Sylvie Croteau, Staff Writer

In the past five years, Hollywood has run out of steam. Nowadays, it’s Marvel this, HBO that, and the rest of it is all low-quality remakes and sequels that no one has asked for. It’s a sad reality which demonstrates to me, as both a creative mind and a moviegoer, that my idea could be left behind for another Terminator movie. There’s no way to stop it, though, so it’s best we ignore them before we give them enough money to make more.

The biggest issue with the remake blitz is that it’s destroying the creativity of the world’s most favored source of entertainment. For years, Hollywood has been cranking out hits that people adore to this day. While it’s good to honor the classics, taking them by the throat and mangling them is heresy. Take a look at Lion King: a wonderful family classic was grabbed, given a realistic CGI makeover that scared me more than it warmed my heart. It’s examples like these that scare me: we didn’t need another Lion King, we just felt like it. And feeling like it is no basis to have it.

My issue with remakes, however, is the fact that the drain on Hollywood’s creativity means draining aspiring writers and directors’ creativity, too. Rather than go through with a brand-new, interesting concept, big-name studios would rather pick up Fast and Furious, turn it over, and shake it to see what comes out. Again, it’s not the fact that we need another remake, its that we feel like it, or rather, the studios feel like it’s going to make more money than the original content. If my idea is going to be rejected by a studio in lieu of a low-quality remake that brings in $2 million in revenue, I wouldn’t bother taking it anywhere. Imagine how many creative and fresh ideas that have already been rejected by mainstream companies, and then imagine how many more will get rejected in the future. It’s clear to see: America’s obsession with the easy remake has destroyed our pretense for innovation.

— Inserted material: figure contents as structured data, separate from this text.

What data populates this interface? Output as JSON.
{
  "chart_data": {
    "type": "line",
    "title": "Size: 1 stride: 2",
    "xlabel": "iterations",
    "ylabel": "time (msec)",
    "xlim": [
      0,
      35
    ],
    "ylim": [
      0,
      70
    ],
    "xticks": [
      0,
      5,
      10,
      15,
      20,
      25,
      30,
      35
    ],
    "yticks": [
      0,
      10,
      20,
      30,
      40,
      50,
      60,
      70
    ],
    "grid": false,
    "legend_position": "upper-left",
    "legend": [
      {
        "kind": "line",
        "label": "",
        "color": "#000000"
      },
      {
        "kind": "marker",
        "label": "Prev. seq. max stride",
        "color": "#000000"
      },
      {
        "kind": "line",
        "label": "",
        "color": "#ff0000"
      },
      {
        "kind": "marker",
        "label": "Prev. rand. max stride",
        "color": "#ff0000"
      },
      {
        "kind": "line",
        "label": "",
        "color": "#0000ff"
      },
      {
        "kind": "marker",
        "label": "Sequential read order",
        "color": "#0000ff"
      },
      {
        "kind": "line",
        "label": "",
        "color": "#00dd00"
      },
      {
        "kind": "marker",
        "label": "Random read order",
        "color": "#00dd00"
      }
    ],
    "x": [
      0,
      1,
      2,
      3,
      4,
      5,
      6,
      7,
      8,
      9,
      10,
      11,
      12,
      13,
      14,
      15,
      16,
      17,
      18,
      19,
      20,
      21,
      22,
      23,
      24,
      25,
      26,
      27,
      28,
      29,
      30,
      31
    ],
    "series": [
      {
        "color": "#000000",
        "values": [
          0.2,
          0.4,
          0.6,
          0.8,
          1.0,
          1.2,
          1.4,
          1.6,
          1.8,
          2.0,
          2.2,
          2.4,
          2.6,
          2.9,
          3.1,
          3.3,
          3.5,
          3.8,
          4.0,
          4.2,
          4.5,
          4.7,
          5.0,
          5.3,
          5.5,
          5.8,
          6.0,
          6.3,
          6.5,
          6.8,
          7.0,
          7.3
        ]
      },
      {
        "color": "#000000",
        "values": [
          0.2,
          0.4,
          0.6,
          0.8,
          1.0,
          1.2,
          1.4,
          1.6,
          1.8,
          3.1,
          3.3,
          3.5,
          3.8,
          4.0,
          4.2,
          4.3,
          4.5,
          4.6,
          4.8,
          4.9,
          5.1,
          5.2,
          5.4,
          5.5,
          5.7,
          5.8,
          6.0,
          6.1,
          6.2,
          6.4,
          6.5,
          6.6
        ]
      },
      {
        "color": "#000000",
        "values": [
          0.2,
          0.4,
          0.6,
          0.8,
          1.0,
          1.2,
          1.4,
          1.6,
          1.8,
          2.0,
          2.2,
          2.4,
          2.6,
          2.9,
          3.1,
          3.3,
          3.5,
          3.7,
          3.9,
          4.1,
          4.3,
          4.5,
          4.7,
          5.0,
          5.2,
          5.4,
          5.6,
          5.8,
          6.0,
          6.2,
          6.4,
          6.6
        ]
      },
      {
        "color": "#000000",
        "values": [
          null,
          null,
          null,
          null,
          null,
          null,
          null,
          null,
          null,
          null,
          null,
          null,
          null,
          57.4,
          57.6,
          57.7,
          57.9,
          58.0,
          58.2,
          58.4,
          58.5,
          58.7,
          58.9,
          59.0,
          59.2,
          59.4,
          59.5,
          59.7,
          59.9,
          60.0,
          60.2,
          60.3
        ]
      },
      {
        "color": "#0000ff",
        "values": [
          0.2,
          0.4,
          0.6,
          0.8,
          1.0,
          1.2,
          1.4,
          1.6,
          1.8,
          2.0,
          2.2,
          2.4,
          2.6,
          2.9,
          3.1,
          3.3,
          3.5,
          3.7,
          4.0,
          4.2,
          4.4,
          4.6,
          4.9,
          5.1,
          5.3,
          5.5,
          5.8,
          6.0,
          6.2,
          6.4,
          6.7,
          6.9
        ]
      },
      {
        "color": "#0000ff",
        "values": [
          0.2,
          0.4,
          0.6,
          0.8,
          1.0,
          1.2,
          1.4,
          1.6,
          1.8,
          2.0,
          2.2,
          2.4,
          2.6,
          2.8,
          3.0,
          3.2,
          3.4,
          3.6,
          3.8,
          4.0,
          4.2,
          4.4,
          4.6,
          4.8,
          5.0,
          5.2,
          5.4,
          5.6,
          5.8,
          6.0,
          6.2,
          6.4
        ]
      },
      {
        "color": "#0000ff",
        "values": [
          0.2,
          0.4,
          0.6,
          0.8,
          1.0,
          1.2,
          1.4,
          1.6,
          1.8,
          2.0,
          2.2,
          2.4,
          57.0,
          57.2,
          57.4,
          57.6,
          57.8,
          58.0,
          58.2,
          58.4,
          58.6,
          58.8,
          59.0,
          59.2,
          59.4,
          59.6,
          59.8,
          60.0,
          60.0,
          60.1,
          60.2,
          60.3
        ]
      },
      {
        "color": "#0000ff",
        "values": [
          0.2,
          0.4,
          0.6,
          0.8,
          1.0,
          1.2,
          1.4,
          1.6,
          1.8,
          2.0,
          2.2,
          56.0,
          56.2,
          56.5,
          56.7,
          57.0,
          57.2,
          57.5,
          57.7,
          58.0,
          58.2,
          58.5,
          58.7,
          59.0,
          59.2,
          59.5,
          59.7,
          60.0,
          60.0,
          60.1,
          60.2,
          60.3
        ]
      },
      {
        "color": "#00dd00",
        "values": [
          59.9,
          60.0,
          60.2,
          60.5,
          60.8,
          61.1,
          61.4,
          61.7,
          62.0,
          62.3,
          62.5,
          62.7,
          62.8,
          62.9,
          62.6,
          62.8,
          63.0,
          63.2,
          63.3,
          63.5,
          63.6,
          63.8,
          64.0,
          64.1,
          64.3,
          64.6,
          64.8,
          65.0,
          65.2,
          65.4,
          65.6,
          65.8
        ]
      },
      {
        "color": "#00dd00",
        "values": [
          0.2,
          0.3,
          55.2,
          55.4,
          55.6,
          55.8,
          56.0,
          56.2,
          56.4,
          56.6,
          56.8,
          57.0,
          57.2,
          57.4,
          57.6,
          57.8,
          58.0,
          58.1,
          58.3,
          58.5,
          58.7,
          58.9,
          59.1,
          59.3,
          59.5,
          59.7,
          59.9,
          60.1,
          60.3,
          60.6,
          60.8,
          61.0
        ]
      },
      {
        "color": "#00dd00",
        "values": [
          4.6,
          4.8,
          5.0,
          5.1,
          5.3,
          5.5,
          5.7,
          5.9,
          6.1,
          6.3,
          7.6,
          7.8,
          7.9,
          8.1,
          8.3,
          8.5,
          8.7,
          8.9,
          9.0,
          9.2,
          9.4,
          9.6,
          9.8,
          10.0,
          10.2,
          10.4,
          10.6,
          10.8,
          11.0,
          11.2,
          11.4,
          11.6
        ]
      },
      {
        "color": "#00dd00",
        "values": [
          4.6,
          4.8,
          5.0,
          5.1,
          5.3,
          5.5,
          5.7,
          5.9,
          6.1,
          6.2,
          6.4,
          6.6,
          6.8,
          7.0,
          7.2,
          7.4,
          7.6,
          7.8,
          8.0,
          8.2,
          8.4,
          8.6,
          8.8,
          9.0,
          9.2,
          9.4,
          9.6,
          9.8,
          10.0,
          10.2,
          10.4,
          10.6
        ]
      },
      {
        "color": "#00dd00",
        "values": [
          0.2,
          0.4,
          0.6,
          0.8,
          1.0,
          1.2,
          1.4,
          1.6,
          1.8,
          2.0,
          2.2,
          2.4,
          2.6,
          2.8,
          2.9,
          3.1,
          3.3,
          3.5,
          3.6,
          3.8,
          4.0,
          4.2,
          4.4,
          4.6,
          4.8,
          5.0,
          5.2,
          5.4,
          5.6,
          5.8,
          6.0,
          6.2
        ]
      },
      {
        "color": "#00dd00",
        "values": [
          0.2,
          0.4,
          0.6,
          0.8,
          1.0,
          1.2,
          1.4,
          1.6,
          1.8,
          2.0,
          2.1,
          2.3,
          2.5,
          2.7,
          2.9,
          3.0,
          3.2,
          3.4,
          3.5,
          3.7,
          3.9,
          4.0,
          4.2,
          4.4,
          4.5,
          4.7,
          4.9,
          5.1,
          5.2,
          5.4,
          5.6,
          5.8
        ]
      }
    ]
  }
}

However fervent I seem, I have to diverge from my argument. Not all remakes are bad – some of them I quite enjoy, and other people seemed to like them well enough. Take 

Blade Runner 2049 as an example. The 2017 remake of the 1982 classic was hailed by critics as a “visually breathtaking”, “riveting”, “fulfilling” successor to the cult favorite. Not to mention, it won two Academy Awards. I enjoyed it immensely, though I went into it oblivious as to what the first movie’s plot was. After I watched the first one, I realized why audiences loved it so much: it’s not just Blade Runner. It isn’t a quickly-made semblance of the 1982 movie, it was a new perspective and a fresh story that gave you new information while also tying the original plot back together again. If other movies can’t do that, I don’t know what to say. There are only so many times Vin Diesel can street race.

I will concur, there are a handful of good remakes out there. But, when you catch wind of a new Rambo movie, it’s inevitable that it’s going to be subpar. The droves of re-ups, prequels, and sequels cobbled together from movies made in bygone eras are a serious drain on American creativity. If studios are going to reject fresh, innovative ideas, then there’s no choice for the new creative mind to leave their stories on paper.